- Born: February 14, 1892 Baltimore, Maryland, U.S.
- Died: August 10, 1992 (aged 100)
- Education: Goucher College (BA) Johns Hopkins University (MA)
- Occupation: Mathematician

= Teresa Cohen =

American mathematician

Teresa Cohen (February 14, 1892 – August 10, 1992) was an American mathematician.

== Early life and education ==
She was born in Baltimore, Maryland to Rebecca Sinsheimer and Benjamin Cohen. She graduated in 1909 from the Friends School of Baltimore whose teachers she credited with her interest in mathematics and teaching. She earned her Bachelor of Arts degree in mathematics and physics at Goucher College in 1912. Cohen was resident fellow at Goucher from 1912 to 1913. In 1915, she earned a Master of Arts degree from Johns Hopkins University where she later earned her PhD in 1918. She was one of the first women in the United States to earn a doctorate in Mathematics. She completed her dissertation entitled "Investigations on the Plane Quartic" under doctoral advisor Frank Morley. Cohen also acknowledged the support of professors Cohen and Arthur Byron Coble of Johns Hopkins, and Clara Latimer Bacon and Florence Lewis of Goucher College.

== Career ==
Dr. Cohen was invited to join the faculty of The Pennsylvania State University in 1920 and became the first woman to serve on the Mathematics faculty. She advanced to the rank of full professor, one of only a handful of women to have that status at Penn State at that time. Due to University regulations she officially retired in 1962, but she maintained an office in the Department of Mathematics and tutored students for free until 1985 at the age of 94, when an accident forced her to return to her native Baltimore and enter a nursing home.

She had been a member of the American Mathematical Society, the Mathematical Association of America, Pi Mu Epsilon, and Sigma Delta Epsilon, the national honor society for women in science.
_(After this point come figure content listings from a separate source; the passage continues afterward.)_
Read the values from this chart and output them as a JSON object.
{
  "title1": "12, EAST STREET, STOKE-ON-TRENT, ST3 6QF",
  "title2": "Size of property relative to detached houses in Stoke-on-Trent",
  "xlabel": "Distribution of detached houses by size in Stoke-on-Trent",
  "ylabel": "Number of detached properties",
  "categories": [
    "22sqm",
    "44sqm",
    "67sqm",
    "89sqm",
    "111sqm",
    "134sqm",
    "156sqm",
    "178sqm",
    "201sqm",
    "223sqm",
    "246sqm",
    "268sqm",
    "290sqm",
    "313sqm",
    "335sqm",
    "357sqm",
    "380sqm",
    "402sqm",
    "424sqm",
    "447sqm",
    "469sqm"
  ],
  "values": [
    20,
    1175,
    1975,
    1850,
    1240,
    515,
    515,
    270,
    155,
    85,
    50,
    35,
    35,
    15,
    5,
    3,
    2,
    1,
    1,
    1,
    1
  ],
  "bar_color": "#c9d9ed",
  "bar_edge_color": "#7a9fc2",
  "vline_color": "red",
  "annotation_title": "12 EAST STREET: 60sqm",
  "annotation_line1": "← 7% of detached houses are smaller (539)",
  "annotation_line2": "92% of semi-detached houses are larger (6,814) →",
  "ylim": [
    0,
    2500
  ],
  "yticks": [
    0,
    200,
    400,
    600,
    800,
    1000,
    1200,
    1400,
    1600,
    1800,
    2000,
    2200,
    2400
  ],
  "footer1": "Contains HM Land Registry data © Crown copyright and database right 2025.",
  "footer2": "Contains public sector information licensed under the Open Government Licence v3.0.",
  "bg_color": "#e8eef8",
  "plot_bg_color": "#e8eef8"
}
The works she published included four papers on investigations of the plane quartic, and a co-authored paper with William Knight about the convergence and divergence of the p-series

 $\sum_{n=1}^\infty n^{-p},$

in which they gave proofs that could be understood by persons not familiar with the integral test for convergence of a series.

== Personal life ==
Aside from teaching, mathematics, and her local synagogue, Dr. Cohen's main interest was music. She was an amateur violinist. Cohen died of pneumonia in Baltimore in 1992 at the age of 100. She was survived by her sister, nieces, and a nephew. At the time of her death, Cohen was the oldest surviving Goucher College alumna and member of the Mathematical Association of America. The Teresa Cohen Tutorial Endowment Fund at Pennsylvania State University was established in her honor. She was interred at Temple Oheb Shalom cemetery.